Vilsack, King launch summer meal program

In 2015, more than 190 million meals were served at more than 66,000 sites.

Agriculture Secretary Tom Vilsack and Education Secretary John B. King, Jr., Virginia Congressman and Ranking Member of the House Committee on Education and the Workforce Robert C. "Bobby" Scott, Virginia First Lady Dorothy McAuliffe and Virginia's Secretary of Education Anne Holton celebrated the start of the summer meals program at Robert E. Lee Elementary School in Petersburg, Virginia, on June 7.

What is the summer meals program?

During the school year, about 22 million students rely on the free and reduced-price meals from the National School Lunch Program. (Photo: Michael Flippo/Thinkstock)

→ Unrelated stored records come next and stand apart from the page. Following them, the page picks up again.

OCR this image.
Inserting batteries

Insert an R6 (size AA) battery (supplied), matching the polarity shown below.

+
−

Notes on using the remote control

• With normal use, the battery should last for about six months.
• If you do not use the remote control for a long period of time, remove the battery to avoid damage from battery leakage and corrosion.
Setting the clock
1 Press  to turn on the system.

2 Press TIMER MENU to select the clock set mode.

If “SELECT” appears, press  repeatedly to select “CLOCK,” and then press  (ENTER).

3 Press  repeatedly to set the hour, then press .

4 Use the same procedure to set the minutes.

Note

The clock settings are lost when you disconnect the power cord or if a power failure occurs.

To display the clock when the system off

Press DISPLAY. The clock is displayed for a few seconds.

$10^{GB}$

During the school year, about 22 million students rely on the free and reduced-price meals from the National School Lunch Program, said King during a conference call. When school is out for the summer, many of those students may not have access to nutritious meals. The summer meal program is partnering with the Department of Education and Department of Labor to promote the Summer Opportunity Project, a White House initiative to expand opportunities for youth and provide a safe place for students to gather and be active during summer months.

"While many students look forward to the end of the school year and summer enrichment opportunities, for far too many students, summer means hunger," King said.

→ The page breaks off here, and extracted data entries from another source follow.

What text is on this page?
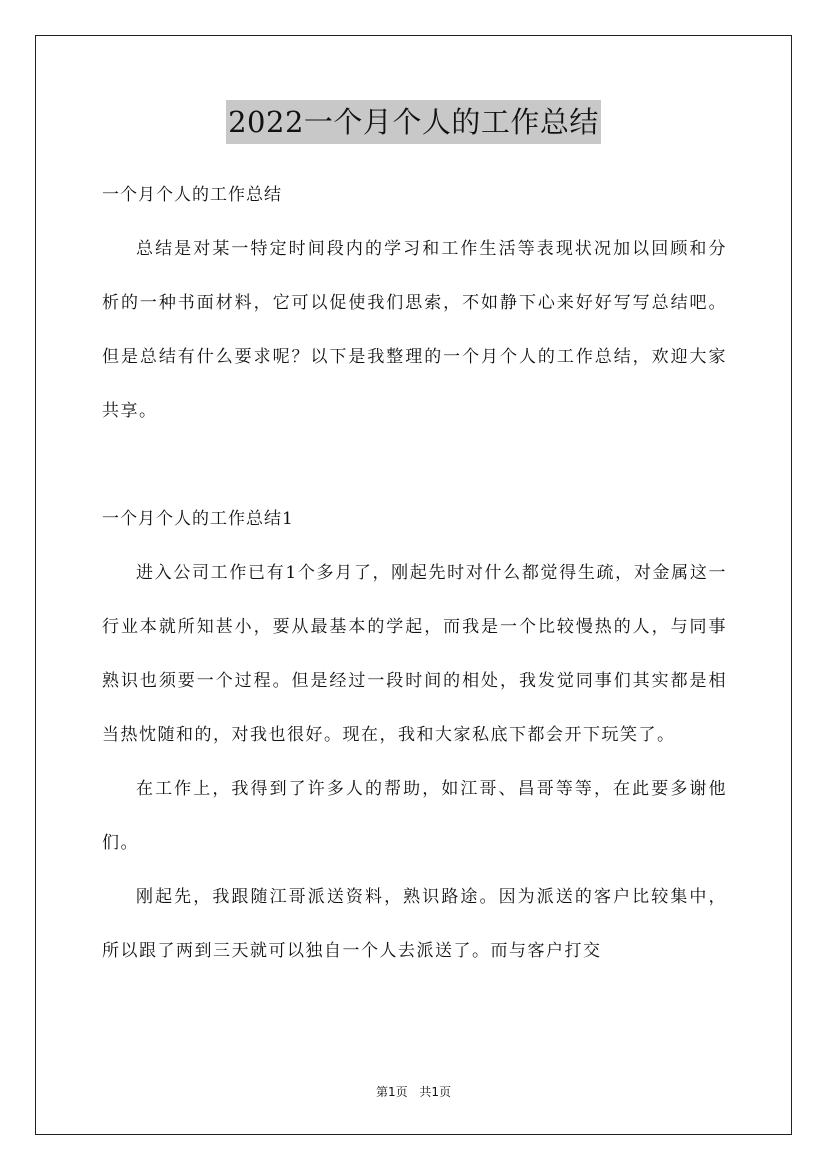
2022一个月个人的工作总结

一个月个人的工作总结

总结是对某一特定时间段内的学习和工作生活等表现状况加以回顾和分析的一种书面材料，它可以促使我们思索，不如静下心来好好写写总结吧。但是总结有什么要求呢？以下是我整理的一个月个人的工作总结，欢迎大家共享。

一个月个人的工作总结1

进入公司工作已有1个多月了，刚起先时对什么都觉得生疏，对金属这一行业本就所知甚小，要从最基本的学起，而我是一个比较慢热的人，与同事熟识也须要一个过程。但是经过一段时间的相处，我发觉同事们其实都是相当热忱随和的，对我也很好。现在，我和大家私底下都会开下玩笑了。

在工作上，我得到了许多人的帮助，如江哥、昌哥等等，在此要多谢他们。

刚起先，我跟随江哥派送资料，熟识路途。因为派送的客户比较集中，所以跟了两到三天就可以独自一个人去派送了。而与客户打交

第1页 共1页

How many students utilize the summer meals program?

In 2015, more than 190 million meals were served at more than 66,000 sites, Vilsack said. The goal is to grow the number of meals and locations where meals are served. About 3.8 million students participated.

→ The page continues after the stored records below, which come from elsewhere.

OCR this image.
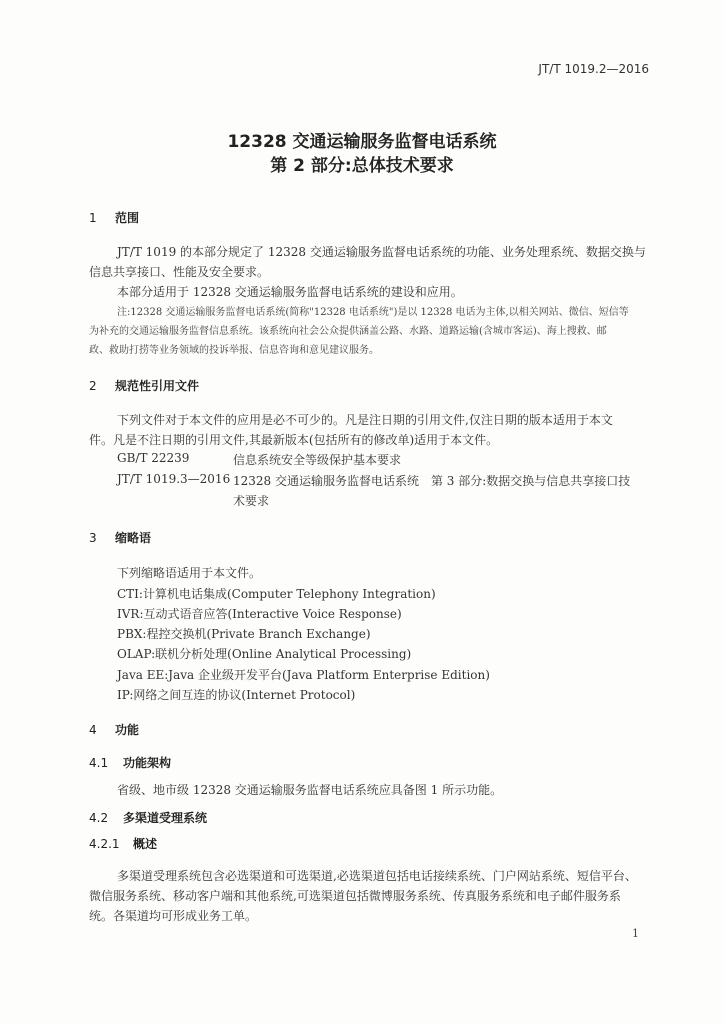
JT/T 1019.2—2016
12328 交通运输服务监督电话系统
第 2 部分:总体技术要求
1 范围
JT/T 1019 的本部分规定了 12328 交通运输服务监督电话系统的功能、业务处理系统、数据交换与
信息共享接口、性能及安全要求。
本部分适用于 12328 交通运输服务监督电话系统的建设和应用。
注:12328 交通运输服务监督电话系统(简称"12328 电话系统")是以 12328 电话为主体,以相关网站、微信、短信等
为补充的交通运输服务监督信息系统。该系统向社会公众提供涵盖公路、水路、道路运输(含城市客运)、海上搜救、邮
政、救助打捞等业务领域的投诉举报、信息咨询和意见建议服务。
2 规范性引用文件
下列文件对于本文件的应用是必不可少的。凡是注日期的引用文件,仅注日期的版本适用于本文
件。凡是不注日期的引用文件,其最新版本(包括所有的修改单)适用于本文件。
GB/T 22239	信息系统安全等级保护基本要求
JT/T 1019.3—2016 12328 交通运输服务监督电话系统　第 3 部分:数据交换与信息共享接口技
术要求
3 缩略语
下列缩略语适用于本文件。
CTI:计算机电话集成(Computer Telephony Integration)
IVR:互动式语音应答(Interactive Voice Response)
PBX:程控交换机(Private Branch Exchange)
OLAP:联机分析处理(Online Analytical Processing)
Java EE:Java 企业级开发平台(Java Platform Enterprise Edition)
IP:网络之间互连的协议(Internet Protocol)
4 功能
4.1 功能架构
省级、地市级 12328 交通运输服务监督电话系统应具备图 1 所示功能。
4.2 多渠道受理系统
4.2.1 概述
多渠道受理系统包含必选渠道和可选渠道,必选渠道包括电话接续系统、门户网站系统、短信平台、
微信服务系统、移动客户端和其他系统,可选渠道包括微博服务系统、传真服务系统和电子邮件服务系
统。各渠道均可形成业务工单。
1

"We're proud to have served more than 1.2 billion meals through the summer meals programs during our administration -- fueling kids and teens to be physically active, take advantage of summer enrichment opportunities, and thrive throughout the summer and when they return to school in the fall," Vilsack said.

Who can host a site?

King asked communities to join in the program. He asked districts to open their schools to the summer meal program and to share information with families about where to access summer meal programs. Libraries, community centers and churches are other host sites.

Why is the program important?

Not only is nutrition important to raising healthy kids, providing a place to gather with activities helps prevent the summer slide, McAuliffe said. The summer slide is a loss of academic growth over the summer months. In Virginia, they have increased the number of summer host sites and they are working to find more.

"In Virginia, about 87% of students who rely on free or reduced price school meals miss out on summer meal programs each day," McAuliffe said. "We can and must do more to increase participation in these programs and connect more kids with the healthy food they need to be successful."

Vilsack, King launch summer meal program

Agriculture Secretary Tom Vilsack serves breakfast to students at Robert E. Lee Elementary in Petersburg, Virginia, on June 7, 2016. Secretary Vilsack was at the school for the kick off of USDA's Summer Food Program. (Photo: USDA photo/Eric Peters)

How do you locate a summer meal site?

USDA's Summer Meal Site Finder makes it easy for families to locate their nearest summer meals sites through a free, web-based application that features an easily-searchable map. Families can also identify nearby sites by calling 1-866-348-6479 (English) or 1-877-842-6273 (Spanish) or using a text service operated by a USDA partner by texting FOOD (English) or COMIDA (Spanish) to 877-877.